AP Stats Home
Summary Statistics for a Quantitative Variable
Summary statistics provide a concise numerical description of the main features of a distribution of a quantitative variable. They help us understand the center, spread, and shape of the data without having to look at every single data point. When describing a distribution, we often focus on these key characteristics.
Measures of Center
Measures of center indicate the “typical” value of a dataset.
Mean ( $ \bar{x} $ )
The arithmetic mean, often simply called the mean, is the sum of all values divided by the number of values. It’s the most common measure of center.
$$ \bar{x} = \frac{\sum x_i}{n} $$
- Interpretation: The mean is the balancing point of the distribution.
- Sensitivity to Outliers: The mean is not resistant to outliers. Extreme values can significantly pull the mean towards them.

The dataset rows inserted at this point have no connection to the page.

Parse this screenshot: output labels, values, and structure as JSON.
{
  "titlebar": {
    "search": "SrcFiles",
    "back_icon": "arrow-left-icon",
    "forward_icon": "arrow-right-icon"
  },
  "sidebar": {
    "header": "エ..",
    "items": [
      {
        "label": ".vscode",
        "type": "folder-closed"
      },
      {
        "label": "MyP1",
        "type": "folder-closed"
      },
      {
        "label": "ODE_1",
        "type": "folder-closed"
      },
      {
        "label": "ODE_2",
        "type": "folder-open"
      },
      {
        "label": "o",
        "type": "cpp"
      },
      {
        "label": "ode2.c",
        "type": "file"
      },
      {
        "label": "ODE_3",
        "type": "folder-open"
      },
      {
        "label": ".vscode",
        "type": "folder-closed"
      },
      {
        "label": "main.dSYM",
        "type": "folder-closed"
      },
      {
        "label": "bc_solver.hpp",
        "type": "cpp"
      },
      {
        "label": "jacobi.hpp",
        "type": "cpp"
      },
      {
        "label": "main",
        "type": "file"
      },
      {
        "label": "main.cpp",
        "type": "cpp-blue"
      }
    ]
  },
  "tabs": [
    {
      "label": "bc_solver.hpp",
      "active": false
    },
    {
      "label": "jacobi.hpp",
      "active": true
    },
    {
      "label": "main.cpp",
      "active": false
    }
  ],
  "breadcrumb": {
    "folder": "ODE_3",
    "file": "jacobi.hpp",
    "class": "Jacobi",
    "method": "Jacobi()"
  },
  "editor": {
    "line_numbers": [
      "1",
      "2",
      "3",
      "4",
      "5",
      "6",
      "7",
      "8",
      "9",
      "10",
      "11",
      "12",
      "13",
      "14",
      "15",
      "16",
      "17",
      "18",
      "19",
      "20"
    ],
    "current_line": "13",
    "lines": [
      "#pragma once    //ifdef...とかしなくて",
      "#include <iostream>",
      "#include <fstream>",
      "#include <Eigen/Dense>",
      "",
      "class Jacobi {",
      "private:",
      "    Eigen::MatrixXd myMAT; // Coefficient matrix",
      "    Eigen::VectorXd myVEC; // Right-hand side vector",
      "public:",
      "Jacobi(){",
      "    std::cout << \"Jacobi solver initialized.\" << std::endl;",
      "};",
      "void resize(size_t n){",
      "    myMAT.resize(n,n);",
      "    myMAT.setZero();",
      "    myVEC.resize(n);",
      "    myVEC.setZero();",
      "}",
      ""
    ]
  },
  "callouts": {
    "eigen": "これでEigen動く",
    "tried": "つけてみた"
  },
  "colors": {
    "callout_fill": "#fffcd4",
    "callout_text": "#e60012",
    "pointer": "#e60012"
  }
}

- Appropriate Use: Best for approximately symmetric distributions without outliers.
Median (M)
The median is the midpoint of an ordered distribution. Half of the observations are smaller than the median, and half are larger.
- Calculation:
- Order the data from smallest to largest.
- If $ n $ is odd, the median is the middle observation. Its position is $ \frac{n+1}{2} $ .
- If $ n $ is even, the median is the average of the two middle observations.
- Resistance to Outliers: The median is resistant to outliers. Extreme values have little effect on its value.
- Appropriate Use: Best for skewed distributions or distributions with strong outliers.
Comparing Mean and Median
- Symmetric Distribution: Mean $ \approx $ Median
- Skewed Right Distribution: Mean $ > $ Median (The mean is pulled towards the longer tail)
- Skewed Left Distribution: Mean $ < $ Median (The mean is pulled towards the longer tail)
Measures of Spread (Variability)
Measures of spread describe how much the data values vary from each other.
Range
The range is the difference between the maximum and minimum values in a dataset.
$$ \text{Range} = \text{Maximum value} - \text{Minimum value} $$
- Limitation: It is highly sensitive to outliers as it only considers the two most extreme values.
Interquartile Range (IQR)
The IQR is the range of the middle 50% of the data. It’s the difference between the third quartile (Q3) and the first quartile (Q1).
$$ IQR = Q_3 - Q_1 $$
- Quartiles:
- $ Q_1 $ (First Quartile): The median of the lower half of the data. 25% of the data falls below $ Q_1 $ .
- $ Q_3 $ (Third Quartile): The median of the upper half of the data. 75% of the data falls below $ Q_3 $ .
- Resistance to Outliers: The IQR is resistant to outliers.
- Appropriate Use: Best for skewed distributions or distributions with strong outliers.
Standard Deviation ( $ s_x $ )
The standard deviation measures the typical distance of an observation from the mean. It’s the square root of the variance.
$$ s_x = \sqrt{\frac{\sum (x_i - \bar{x})^2}{n-1}} $$
- Interpretation: A larger standard deviation indicates greater variability in the data.
- Sensitivity to Outliers: The standard deviation is not resistant to outliers.
- Properties:
- $ s_x \ge 0 $ . $ s_x = 0 $ only when all observations are the same.
- Like the mean, $ s_x $ is strongly affected by outliers.
- Appropriate Use: Best for approximately symmetric distributions without outliers.
Variance ( $ s_x^2 $ )
The variance is the average of the squared deviations from the mean. It is the square of the standard deviation.
$$ s_x^2 = \frac{\sum (x_i - \bar{x})^2}{n-1} $$
- Units: The units of variance are the square of the units of the original data, which makes it less intuitive to interpret than standard deviation.
The Five-Number Summary
The five-number summary provides a robust numerical description of a distribution and consists of:
- Minimum value
- First Quartile ( $ Q_1 $ )
- Median (M)
- Third Quartile ( $ Q_3 $ )
- Maximum value
This summary is the basis for constructing Graphical Representations of Summary Statistics#Boxplots.
Identifying Outliers
Outliers are observations that fall outside the overall pattern of the distribution. A common rule for identifying potential outliers using the IQR is:
- An observation is a low outlier if it falls below $ Q_1 - 1.5 \times IQR $ .
- An observation is a high outlier if it falls above $ Q_3 + 1.5 \times IQR $ .
These summary statistics are fundamental tools for Describing the Distribution of a Quantitative Variable.